C’est bénéfique pour la ligue et ses supporters. Et peut-être même aussi pour les franchises. Après tout, de nombreuses équipes ont déjà gagné avec un duo dominant. Michael Jordan et Scottie Pippen aux Bulls, mythique. Shaquille O’Neal et Kobe Bryant aux Lakers. Même si là, ce sont des tandems avec deux des meilleurs joueurs de tous les temps à chaque fois. Un "Big Three", quelque part, c’est seulement une opération à court terme – Spurs mis à part. La masse salariale et donc la profondeur de banc est sacrifiée et les effectifs sont souvent complétés par des vétérans à bout de souffle et à la quête d’une bague.

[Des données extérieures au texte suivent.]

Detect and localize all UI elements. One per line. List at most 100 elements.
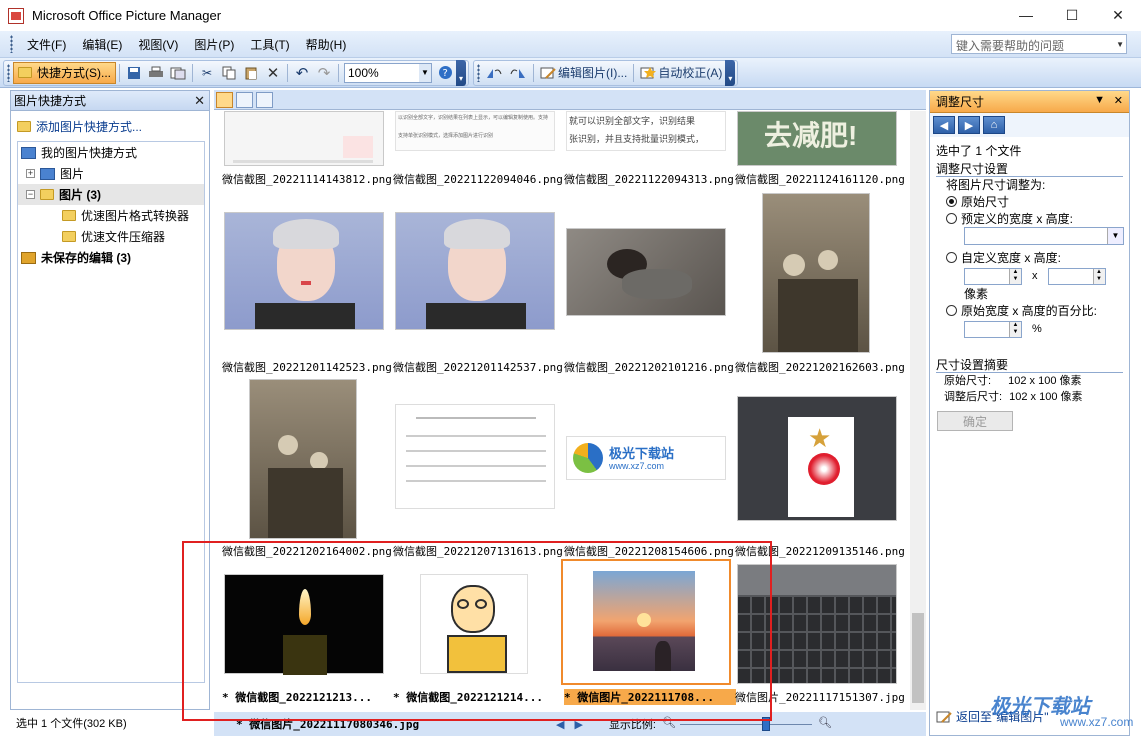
thumbnail-cell[interactable]: 以识别全部文字，识别结果在列表上显示，可以编辑复制使用。支持 支持单张识别模式，… xyxy=(393,111,563,186)
auto-correct-button[interactable]: 自动校正(A) xyxy=(637,62,725,84)
predefined-dropdown-arrow-icon[interactable]: ▼ xyxy=(1107,228,1123,244)
percent-spinner-icon[interactable]: ▲ ▼ xyxy=(1009,321,1021,337)
thumbnail-cell[interactable]: 微信截图_20221114143812.png xyxy=(222,111,392,186)
expand-icon[interactable]: + xyxy=(26,169,35,178)
help-icon[interactable]: ? xyxy=(434,62,456,84)
slogan-thumbnail: 去减肥! xyxy=(737,111,897,166)
copy-icon[interactable] xyxy=(218,62,240,84)
confirm-button[interactable]: 确定 xyxy=(937,411,1013,431)
menu-edit[interactable]: 编辑(E) xyxy=(74,36,130,53)
width-spinner-icon[interactable]: ▲ ▼ xyxy=(1009,268,1021,284)
undo-icon[interactable]: ↶ xyxy=(291,62,313,84)
toolbar-overflow-icon[interactable]: ▾ xyxy=(456,59,466,86)
menu-file[interactable]: 文件(F) xyxy=(19,36,74,53)
paste-icon[interactable] xyxy=(240,62,262,84)
thumbnail-cell[interactable]: 微信截图_20221201142537.png xyxy=(393,193,563,374)
help-search-input[interactable]: 键入需要帮助的问题 ▼ xyxy=(951,34,1127,54)
original-size-radio[interactable] xyxy=(946,196,957,207)
filmstrip-view-icon[interactable] xyxy=(236,91,253,108)
toolbar2-grip-icon[interactable] xyxy=(477,63,480,82)
custom-height-input[interactable]: ▲ ▼ xyxy=(1047,267,1106,285)
maximize-button[interactable]: ☐ xyxy=(1049,0,1095,30)
menu-tools[interactable]: 工具(T) xyxy=(242,36,297,53)
tree-item-unsaved[interactable]: 未保存的编辑 (3) xyxy=(18,247,204,268)
thumbnail-view-icon[interactable] xyxy=(216,91,233,108)
save-icon[interactable] xyxy=(123,62,145,84)
collapse-icon[interactable]: − xyxy=(26,190,35,199)
standard-toolbar: 快捷方式(S)... ✂ ✕ ↶ ↷ 100% ▼ ? ▾ 编辑图片(I)...… xyxy=(0,58,1141,88)
rotate-left-icon[interactable] xyxy=(482,62,506,84)
zoom-select[interactable]: 100% ▼ xyxy=(344,62,432,83)
next-arrow-icon[interactable]: ▶ xyxy=(574,718,582,731)
minimize-button[interactable]: — xyxy=(1003,0,1049,30)
forward-arrow-icon[interactable]: ▶ xyxy=(958,116,980,134)
thumbnail-cell[interactable]: ★ 微信截图_20221209135146.png xyxy=(735,377,905,558)
tree-item-pictures[interactable]: + 图片 xyxy=(18,163,204,184)
cut-icon[interactable]: ✂ xyxy=(196,62,218,84)
menu-help[interactable]: 帮助(H) xyxy=(298,36,355,53)
thumbnail-cell[interactable]: 就可以识别全部文字，识别结果 张识别，并且支持批量识别模式， 微信截图_2022… xyxy=(564,111,734,186)
tree-item-compressor[interactable]: 优速文件压缩器 xyxy=(18,226,204,247)
thumbnail-cell[interactable]: 微信截图_20221202101216.png xyxy=(564,193,734,374)
previous-arrow-icon[interactable]: ◀ xyxy=(556,718,564,731)
thumbnail-cell[interactable]: * 微信截图_2022121213... xyxy=(222,561,392,710)
export-icon[interactable] xyxy=(167,62,189,84)
grid-vertical-scrollbar[interactable] xyxy=(910,111,926,710)
close-button[interactable]: ✕ xyxy=(1095,0,1141,30)
thumbnail-caption: * 微信图片_2022111708... xyxy=(564,689,736,705)
back-arrow-icon[interactable]: ◀ xyxy=(933,116,955,134)
thumbnail-cell[interactable]: 微信截图_20221202164002.png xyxy=(222,377,392,558)
delete-icon[interactable]: ✕ xyxy=(262,62,284,84)
resize-pane: 调整尺寸 ▼ ✕ ◀ ▶ ⌂ 选中了 1 个文件 调整尺寸设置 将图片尺寸调整为… xyxy=(929,90,1130,736)
toolbar-grip-icon[interactable] xyxy=(7,63,10,82)
thumbnail-cell[interactable]: 微信截图_20221202162603.png xyxy=(735,193,905,374)
candle-flame-icon xyxy=(299,589,311,625)
height-spinner-icon[interactable]: ▲ ▼ xyxy=(1092,268,1105,284)
single-picture-view-icon[interactable] xyxy=(256,91,273,108)
tree-item-converter-label: 优速图片格式转换器 xyxy=(81,209,190,223)
menu-view[interactable]: 视图(V) xyxy=(130,36,186,53)
redo-icon[interactable]: ↷ xyxy=(313,62,335,84)
help-dropdown-arrow-icon[interactable]: ▼ xyxy=(1116,40,1124,49)
predefined-size-radio[interactable] xyxy=(946,213,957,224)
resize-pane-close-icon[interactable]: ✕ xyxy=(1114,94,1123,107)
percent-option[interactable]: 原始宽度 x 高度的百分比: xyxy=(936,302,1123,319)
rotate-right-icon[interactable] xyxy=(506,62,530,84)
custom-width-input[interactable]: ▲ ▼ xyxy=(964,267,1022,285)
thumbnail-cell[interactable]: * 微信截图_2022121214... xyxy=(393,561,563,710)
home-icon[interactable]: ⌂ xyxy=(983,116,1005,134)
print-icon[interactable] xyxy=(145,62,167,84)
add-picture-shortcut-link[interactable]: 添加图片快捷方式... xyxy=(11,115,209,137)
scrollbar-thumb[interactable] xyxy=(912,613,924,703)
shortcuts-button[interactable]: 快捷方式(S)... xyxy=(13,61,116,84)
thumbnail-cell[interactable]: 微信截图_20221201142523.png xyxy=(222,193,392,374)
tree-root[interactable]: 我的图片快捷方式 xyxy=(18,142,204,163)
thumbnail-cell[interactable]: 微信截图_20221207131613.png xyxy=(393,377,563,558)
predefined-size-select[interactable]: ▼ xyxy=(964,227,1124,245)
pane-menu-arrow-icon[interactable]: ▼ xyxy=(1094,94,1105,106)
tree-item-pictures-3[interactable]: − 图片 (3) xyxy=(18,184,204,205)
percent-radio[interactable] xyxy=(946,305,957,316)
thumbnail-cell[interactable]: 微信图片_20221117151307.jpg xyxy=(735,561,905,710)
menu-grip-icon[interactable] xyxy=(10,35,13,53)
custom-size-radio[interactable] xyxy=(946,252,957,263)
original-size-option[interactable]: 原始尺寸 xyxy=(936,193,1123,210)
thumbnail-cell[interactable]: 去减肥! 微信截图_20221124161120.png xyxy=(735,111,905,186)
menu-picture[interactable]: 图片(P) xyxy=(186,36,242,53)
zoom-out-icon[interactable]: 🔍︎ xyxy=(662,716,676,729)
zoom-slider-knob[interactable] xyxy=(761,717,770,731)
custom-size-option[interactable]: 自定义宽度 x 高度: xyxy=(936,249,1123,266)
toolbar2-overflow-icon[interactable]: ▾ xyxy=(725,59,736,86)
zoom-slider[interactable]: 🔍︎ 🔍︎ xyxy=(662,716,832,732)
zoom-in-icon[interactable]: 🔍︎ xyxy=(818,716,832,729)
tree-item-converter[interactable]: 优速图片格式转换器 xyxy=(18,205,204,226)
predefined-size-option[interactable]: 预定义的宽度 x 高度: xyxy=(936,210,1123,227)
thumbnail-cell[interactable]: 极光下载站 www.xz7.com 微信截图_20221208154606.pn… xyxy=(564,377,734,558)
percent-input[interactable]: ▲ ▼ xyxy=(964,320,1022,338)
thumbnail-cell-selected[interactable]: * 微信图片_2022111708... xyxy=(561,559,736,710)
left-pane-close-icon[interactable]: ✕ xyxy=(194,93,205,109)
thumbnail-caption: * 微信截图_2022121213... xyxy=(222,691,372,704)
zoom-dropdown-arrow-icon[interactable]: ▼ xyxy=(419,63,431,82)
edit-pictures-button[interactable]: 编辑图片(I)... xyxy=(537,62,630,84)
help-search-placeholder: 键入需要帮助的问题 xyxy=(956,39,1065,53)
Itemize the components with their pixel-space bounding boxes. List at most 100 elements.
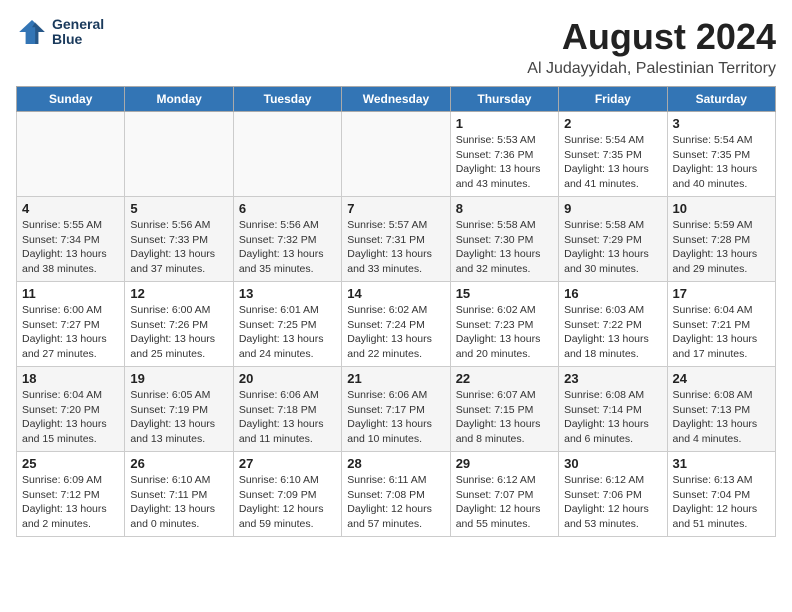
calendar-day-cell: 16 Sunrise: 6:03 AM Sunset: 7:22 PM Dayli…: [559, 282, 667, 367]
calendar-day-cell: 20Sunrise: 6:06 AM Sunset: 7:18 PM Dayli…: [233, 367, 341, 452]
day-info: Sunrise: 5:55 AM Sunset: 7:34 PM Dayligh…: [22, 218, 119, 277]
day-number: 1: [456, 116, 553, 131]
day-info: Sunrise: 6:08 AM Sunset: 7:13 PM Dayligh…: [673, 388, 770, 447]
day-info: Sunrise: 6:06 AM Sunset: 7:18 PM Dayligh…: [239, 388, 336, 447]
day-info: Sunrise: 6:12 AM Sunset: 7:07 PM Dayligh…: [456, 473, 553, 532]
day-number: 16: [564, 286, 661, 301]
day-info: Sunrise: 6:02 AM Sunset: 7:24 PM Dayligh…: [347, 303, 444, 362]
day-number: 12: [130, 286, 227, 301]
calendar-day-cell: 12 Sunrise: 6:00 AM Sunset: 7:26 PM Dayli…: [125, 282, 233, 367]
calendar-day-cell: 9Sunrise: 5:58 AM Sunset: 7:29 PM Daylig…: [559, 197, 667, 282]
day-info: Sunrise: 5:57 AM Sunset: 7:31 PM Dayligh…: [347, 218, 444, 277]
day-number: 6: [239, 201, 336, 216]
calendar-day-cell: [233, 112, 341, 197]
day-info: Sunrise: 6:13 AM Sunset: 7:04 PM Dayligh…: [673, 473, 770, 532]
day-info: Sunrise: 5:54 AM Sunset: 7:35 PM Dayligh…: [564, 133, 661, 192]
calendar-day-cell: 23Sunrise: 6:08 AM Sunset: 7:14 PM Dayli…: [559, 367, 667, 452]
day-number: 17: [673, 286, 770, 301]
day-info: Sunrise: 6:08 AM Sunset: 7:14 PM Dayligh…: [564, 388, 661, 447]
calendar-day-cell: [342, 112, 450, 197]
day-number: 14: [347, 286, 444, 301]
day-number: 13: [239, 286, 336, 301]
calendar-day-cell: 11Sunrise: 6:00 AM Sunset: 7:27 PM Dayli…: [17, 282, 125, 367]
calendar-day-cell: 10 Sunrise: 5:59 AM Sunset: 7:28 PM Dayli…: [667, 197, 775, 282]
day-number: 26: [130, 456, 227, 471]
weekday-header-row: SundayMondayTuesdayWednesdayThursdayFrid…: [17, 87, 776, 112]
day-info: Sunrise: 6:03 AM Sunset: 7:22 PM Dayligh…: [564, 303, 661, 362]
day-info: Sunrise: 5:58 AM Sunset: 7:30 PM Dayligh…: [456, 218, 553, 277]
page-header: General Blue August 2024 Al Judayyidah, …: [16, 16, 776, 78]
day-number: 5: [130, 201, 227, 216]
calendar-day-cell: 15 Sunrise: 6:02 AM Sunset: 7:23 PM Dayli…: [450, 282, 558, 367]
calendar-day-cell: 13 Sunrise: 6:01 AM Sunset: 7:25 PM Dayli…: [233, 282, 341, 367]
calendar-day-cell: 18 Sunrise: 6:04 AM Sunset: 7:20 PM Dayli…: [17, 367, 125, 452]
day-info: Sunrise: 5:58 AM Sunset: 7:29 PM Dayligh…: [564, 218, 661, 277]
calendar-day-cell: 22Sunrise: 6:07 AM Sunset: 7:15 PM Dayli…: [450, 367, 558, 452]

Il est plus facile d’avoir deux stars et de les entourer de plusieurs bons joueurs de complément. Comme le disait Kobe, "ce n’est pas le duo qui compte c’est ce qu’il y a autour." Une stratégie à laquelle les organisations sont peut-être revenues.

Mais pour combien de temps ? Les "super teams" sont-elles vraiment mortes ? Après tout, Kawhi Leonard aurait très bien pu signer aux Los Angeles Lakers et il y aurait eu un autre trio dominant en NBA. Avoir trois stars, en playoffs, ça aide. Ça élimine la marge d’erreur ou la réduit fortement. Ce n’est donc probablement qu’une question de temps avant qu’une franchise sacrifie à nouveau une certaine profondeur d’effectif pour acquérir une troisième star. Peut-être que ce n’est qu’une période de transition avant la formation du prochain "Big Three". Et c’est à nous d’en profiter avec cette saison qui s’annonce passionnante.